Comparison of the Characteristics of Magnetars Born in Death of Massive Stars and Merger of Compact Objects With {\em Swift} Gamma-Ray Burst Data

TL;DR

This study compares magnetars born from massive star collapse and compact object mergers using Swift GRB data, revealing differences in magnetic fields, initial spin periods, and spin-down mechanisms, and linking these properties to GRB energies.

Contribution

It provides a comparative analysis of magnetar characteristics in different GRB types, highlighting how formation scenarios influence magnetic fields, initial periods, and spin-down processes.

Findings

Magnetars in short GRBs have a typical braking index of ~3, while those in long GRBs have ~4.

Magnetars from mergers have stronger magnetic fields (~10^{16} G) and longer initial periods (~20 ms) than those from massive star collapse.

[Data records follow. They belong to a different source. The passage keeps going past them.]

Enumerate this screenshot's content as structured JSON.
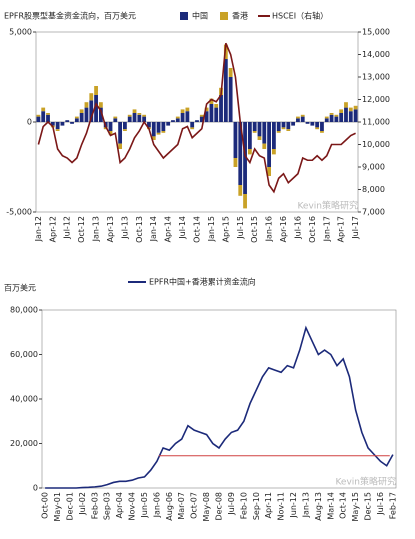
{
  "chart_data": [
    {
      "type": "bar",
      "title": "EPFR股票型基金资金流向，百万美元",
      "categories": [
        "Jan-12",
        null,
        null,
        "Apr-12",
        null,
        null,
        "Jul-12",
        null,
        null,
        "Oct-12",
        null,
        null,
        "Jan-13",
        null,
        null,
        "Apr-13",
        null,
        null,
        "Jul-13",
        null,
        null,
        "Oct-13",
        null,
        null,
        "Jan-14",
        null,
        null,
        "Apr-14",
        null,
        null,
        "Jul-14",
        null,
        null,
        "Oct-14",
        null,
        null,
        "Jan-15",
        null,
        null,
        "Apr-15",
        null,
        null,
        "Jul-15",
        null,
        null,
        "Oct-15",
        null,
        null,
        "Jan-16",
        null,
        null,
        "Apr-16",
        null,
        null,
        "Jul-16",
        null,
        null,
        "Oct-16",
        null,
        null,
        "Jan-17",
        null,
        null,
        "Apr-17",
        null,
        null,
        "Jul-17"
      ],
      "series": [
        {
          "name": "中国",
          "color": "#1c2a7a",
          "values": [
            300,
            600,
            400,
            -200,
            -400,
            -200,
            100,
            -100,
            200,
            500,
            800,
            1200,
            1500,
            800,
            -300,
            -500,
            200,
            -1200,
            -400,
            300,
            500,
            400,
            300,
            -300,
            -800,
            -600,
            -500,
            -200,
            100,
            200,
            500,
            600,
            -300,
            100,
            300,
            600,
            1000,
            800,
            1500,
            3500,
            2500,
            -2000,
            -3500,
            -4000,
            -1500,
            -500,
            -800,
            -1200,
            -2500,
            -1500,
            -500,
            -300,
            -400,
            -200,
            200,
            300,
            -100,
            -200,
            -300,
            -500,
            200,
            400,
            300,
            500,
            800,
            600,
            700
          ]
        },
        {
          "name": "香港",
          "color": "#c9a227",
          "values": [
            100,
            200,
            100,
            -100,
            -100,
            0,
            0,
            0,
            100,
            200,
            300,
            400,
            500,
            300,
            -100,
            -200,
            100,
            -300,
            -100,
            100,
            200,
            100,
            100,
            -100,
            -200,
            -100,
            -100,
            0,
            0,
            100,
            200,
            200,
            -100,
            0,
            100,
            200,
            300,
            200,
            400,
            800,
            500,
            -500,
            -600,
            -800,
            -300,
            -100,
            -200,
            -300,
            -500,
            -300,
            -100,
            -100,
            -100,
            0,
            100,
            100,
            0,
            0,
            -100,
            -100,
            100,
            100,
            100,
            200,
            300,
            200,
            200
          ]
        },
        {
          "name": "HSCEI（右轴）",
          "color": "#7b1818",
          "axis": "y2",
          "values": [
            10000,
            10800,
            11000,
            10800,
            9800,
            9500,
            9400,
            9200,
            9400,
            10000,
            10500,
            11200,
            11800,
            11500,
            10800,
            10400,
            10500,
            9200,
            9400,
            9800,
            10300,
            10600,
            11000,
            10700,
            10000,
            9700,
            9400,
            9600,
            9800,
            10000,
            10700,
            10800,
            10300,
            10500,
            10700,
            11800,
            12000,
            11900,
            12200,
            14500,
            14000,
            13000,
            11000,
            9500,
            9200,
            9800,
            9500,
            9400,
            8200,
            7900,
            8500,
            8700,
            8300,
            8500,
            8700,
            9400,
            9300,
            9300,
            9500,
            9300,
            9500,
            10000,
            10000,
            10000,
            10200,
            10400,
            10500
          ]
        }
      ],
      "ylim": [
        -5000,
        5000
      ],
      "yticks": [
        {
          "value": -5000,
          "label": "-5,000"
        },
        0,
        {
          "value": 5000,
          "label": "5,000"
        }
      ],
      "y2lim": [
        7000,
        15000
      ],
      "y2ticks": [
        {
          "value": 7000,
          "label": "7,000"
        },
        {
          "value": 8000,
          "label": "8,000"
        },
        {
          "value": 9000,
          "label": "9,000"
        },
        {
          "value": 10000,
          "label": "10,000"
        },
        {
          "value": 11000,
          "label": "11,000"
        },
        {
          "value": 12000,
          "label": "12,000"
        },
        {
          "value": 13000,
          "label": "13,000"
        },
        {
          "value": 14000,
          "label": "14,000"
        },
        {
          "value": 15000,
          "label": "15,000"
        }
      ],
      "watermark": "Kevin策略研究"
    },
    {
      "type": "line",
      "ylabel": "百万美元",
      "categories": [
        "Oct-00",
        null,
        "May-01",
        null,
        "Dec-01",
        null,
        "Jul-02",
        null,
        "Feb-03",
        null,
        "Sep-03",
        null,
        "Apr-04",
        null,
        "Nov-04",
        null,
        "Jun-05",
        null,
        "Jan-06",
        null,
        "Aug-06",
        null,
        "Mar-07",
        null,
        "Oct-07",
        null,
        "May-08",
        null,
        "Dec-08",
        null,
        "Jul-09",
        null,
        "Feb-10",
        null,
        "Sep-10",
        null,
        "Apr-11",
        null,
        "Nov-11",
        null,
        "Jun-12",
        null,
        "Jan-13",
        null,
        "Aug-13",
        null,
        "Mar-14",
        null,
        "Oct-14",
        null,
        "May-15",
        null,
        "Dec-15",
        null,
        "Jul-16",
        null,
        "Feb-17"
      ],
      "series": [
        {
          "name": "EPFR中国+香港累计资金流向",
          "color": "#1c2a7a",
          "values": [
            0,
            0,
            0,
            0,
            0,
            0,
            200,
            300,
            500,
            800,
            1500,
            2500,
            3000,
            3000,
            3500,
            4500,
            5000,
            8000,
            12000,
            18000,
            17000,
            20000,
            22000,
            28000,
            26000,
            25000,
            24000,
            20000,
            18000,
            22000,
            25000,
            26000,
            30000,
            38000,
            44000,
            50000,
            54000,
            53000,
            52000,
            55000,
            54000,
            62000,
            72000,
            66000,
            60000,
            62000,
            60000,
            55000,
            58000,
            50000,
            35000,
            25000,
            18000,
            15000,
            12000,
            10000,
            15000
          ]
        }
      ],
      "reference_line": 14500,
      "reference_color": "#d04040",
      "ylim": [
        0,
        80000
      ],
      "yticks": [
        0,
        {
          "value": 20000,
          "label": "20,000"
        },
        {
          "value": 40000,
          "label": "40,000"
        },
        {
          "value": 60000,
          "label": "60,000"
        },
        {
          "value": 80000,
          "label": "80,000"
        }
      ],
      "watermark": "Kevin策略研究"
    }
  ]
}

Magnetars born in mergers tend to have stronger magnetic fields and longer initial periods, with spin-down dominated by magnetic dipole radiation.

Abstract

Assuming that the shallow-decaying phase in the early X-ray lightcurves of gamma-ray bursts (GRBs) is attributed to the dipole radiations (DRs) of a newborn magnetar, we present a comparative analysis for the magnetars born in death of massive stars and merger of compact binaries with long and short GRB (lGRB and sGRB) data observed with the {\em Swift} mission. We show that the typical braking index ($n$) of the magnetars is $\sim 3$ in the sGRB sample, and it is $\sim 4$ for the magnetars in the lGRB sample. Selecting a sub-sample of the magnetars whose spin-down is dominated by DRs ($n\lesssim 3$) and adopting a universal radiation efficiency of $0.3$, we find that the typical magnetic field strength ($B_p$) is $10^{16}$ G {\em vs.} $10^{15}$ G and the typical initial period ($P_0$) is $\sim 20$ ms {\em vs.} $2$ ms for the magnetars in the sGRBs {\em vs.} lGRBs. They follow the same relation between $P_0$ and the isotropic GRB energy as $ P_0\propto E_{\rm jet}^{-0.4}$. We also extend our comparison analysis to superluminous supernovae (SLSNe) and stable pulsars. Our results show that a magnetar born in merger of compact stars tends to have a stronger $B_p$ and a longer $P_0$ by about one order of magnitude than that born in collapse of massive stars. Its spin-down is dominated by the magnetic DRs as old pulsars, being due to its strong magnetic field strength, whereas the early spin-down of magnetars born in massive star collapse is governed by both the DRs and gravitational wave (GW) emission. A magnetar with a faster rotation speed should power a more energetic jet, being independent of its formation approach.